The air burst out of Max’s mouth and he didn’t realize he’d been holding his breath. Xander curled tentacles around Max’s wrist and tugged at him. “Max Father.”

“I just realized you plan on leaving,” Max said weakly. Fuck. No wonder Rick tried to keep his distance. The cute little bastards were going to break their fathers’ hearts, or Max’s anyway.

“Query. Do not human offspring leave? Query. Did not Max Father leave?”

Max sat in the middle of the boardwalk. The raised seam dug into his ass, but he didn’t give a shit. After a second, Xander inched close enough to rest his leg tentacle against Max’s knee. “I left, but I never meant to leave forever. Before the law-enforcement poop faces took me away from Earth, I called my parents every few weeks.” Okay, that was almost true. Max hadn’t called them often enough, but if six or eight or ten qualified as a “few,” then he managed it every few weeks. “My mom was always asking if I had met anyone I wanted to pairbond with.” When Max had failed at having any long-term relationship work, he’d started avoiding her. “But I planned to go home for either Thanksgiving or Christmas. I always visited home.”
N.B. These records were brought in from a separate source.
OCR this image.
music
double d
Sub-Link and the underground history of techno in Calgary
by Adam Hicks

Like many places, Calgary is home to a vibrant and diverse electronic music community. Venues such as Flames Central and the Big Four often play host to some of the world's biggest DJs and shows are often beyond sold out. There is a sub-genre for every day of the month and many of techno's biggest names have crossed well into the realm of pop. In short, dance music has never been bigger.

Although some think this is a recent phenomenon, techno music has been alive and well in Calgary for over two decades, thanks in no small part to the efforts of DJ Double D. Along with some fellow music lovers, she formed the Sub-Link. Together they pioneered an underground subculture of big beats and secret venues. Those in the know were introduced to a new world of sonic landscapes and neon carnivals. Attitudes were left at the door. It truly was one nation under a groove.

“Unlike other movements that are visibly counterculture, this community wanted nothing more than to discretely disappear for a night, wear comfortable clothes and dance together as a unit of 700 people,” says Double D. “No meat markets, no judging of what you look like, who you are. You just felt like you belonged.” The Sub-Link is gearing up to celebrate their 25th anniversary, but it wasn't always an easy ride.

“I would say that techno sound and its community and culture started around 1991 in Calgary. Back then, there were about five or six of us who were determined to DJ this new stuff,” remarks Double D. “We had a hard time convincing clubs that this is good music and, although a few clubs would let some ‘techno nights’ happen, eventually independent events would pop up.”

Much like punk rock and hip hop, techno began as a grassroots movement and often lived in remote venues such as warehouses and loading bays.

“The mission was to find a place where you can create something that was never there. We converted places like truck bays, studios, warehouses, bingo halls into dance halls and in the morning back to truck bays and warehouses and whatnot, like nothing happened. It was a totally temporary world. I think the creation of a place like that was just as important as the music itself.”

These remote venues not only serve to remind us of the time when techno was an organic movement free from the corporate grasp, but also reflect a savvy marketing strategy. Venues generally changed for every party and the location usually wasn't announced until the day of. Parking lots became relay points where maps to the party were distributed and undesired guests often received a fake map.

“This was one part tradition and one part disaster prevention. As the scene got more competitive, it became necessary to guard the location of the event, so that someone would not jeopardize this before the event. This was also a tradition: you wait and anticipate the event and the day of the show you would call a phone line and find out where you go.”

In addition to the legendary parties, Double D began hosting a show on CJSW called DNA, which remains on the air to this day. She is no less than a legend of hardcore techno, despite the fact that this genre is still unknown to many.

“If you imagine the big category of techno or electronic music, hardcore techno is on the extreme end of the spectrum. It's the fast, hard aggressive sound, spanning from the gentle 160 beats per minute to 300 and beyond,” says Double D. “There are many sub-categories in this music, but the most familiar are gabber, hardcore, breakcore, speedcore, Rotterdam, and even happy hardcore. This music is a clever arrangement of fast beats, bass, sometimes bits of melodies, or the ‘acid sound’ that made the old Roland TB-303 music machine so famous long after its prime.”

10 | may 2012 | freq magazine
Max stared at Xander, wondering how he was supposed to react to the idea of losing his little boy. Intellectually he knew that Rick’s people preferred novelty. Intellectually, he knew they weren’t the most affectionate parents in the world. Emotionally, he was an idiot because he had never processed what steps one and two meant.

“Query. Identify wrongness,” Xander said in a voice that was almost soft.

“I want you to be happy, but I don’t want you to go away and never visit. I want to know your happiness. I want to meet anyone you feel is worth pairbonding with. I want to see your offspring. Shit. I’ll never get to spoil grandbabies.”

Xander rotated, catching Max’s wrist with a new tentacle when he rotated too far to hold on.

Shaking his head, Max pushed himself up off the walk. “I can have a mental breakdown later. We have business to do.”

“Max Father,” Xander said, but Max had to focus. It was like when he was flying into difficult maneuvers—he had to focus on the horizon, on the instruments, on the feel of the engine vibration in the seat and the stick in his hand. He didn’t have enough space in his brain to worry about anything else, so it all had to wait until after he’d landed the plane.

He strode down the walk, all his attention on the tall, black ship that Carrington owned. He tried very hard not to hear theclick-clackof the cart behind him.










Chapter Twelve

Max touched the pedestalin front of Carrington’s ship . The yellow glow shifted to a darker orange, and Max went to parade rest as he waited for someone to answer his call. Xander stopped behind him, and Max hoped he would remain silent. Max needed to concentrate on the enemy in front of him, not on his own personal dramas. It was a rule in the air that pilots forgot any conflicts and focused on the plane, the instruments, the act of flying itself. If a wife ran off or a kid was in the hospital, pilots drank and complained and emotionally fell apart on the ground—not in the air. Never in the air.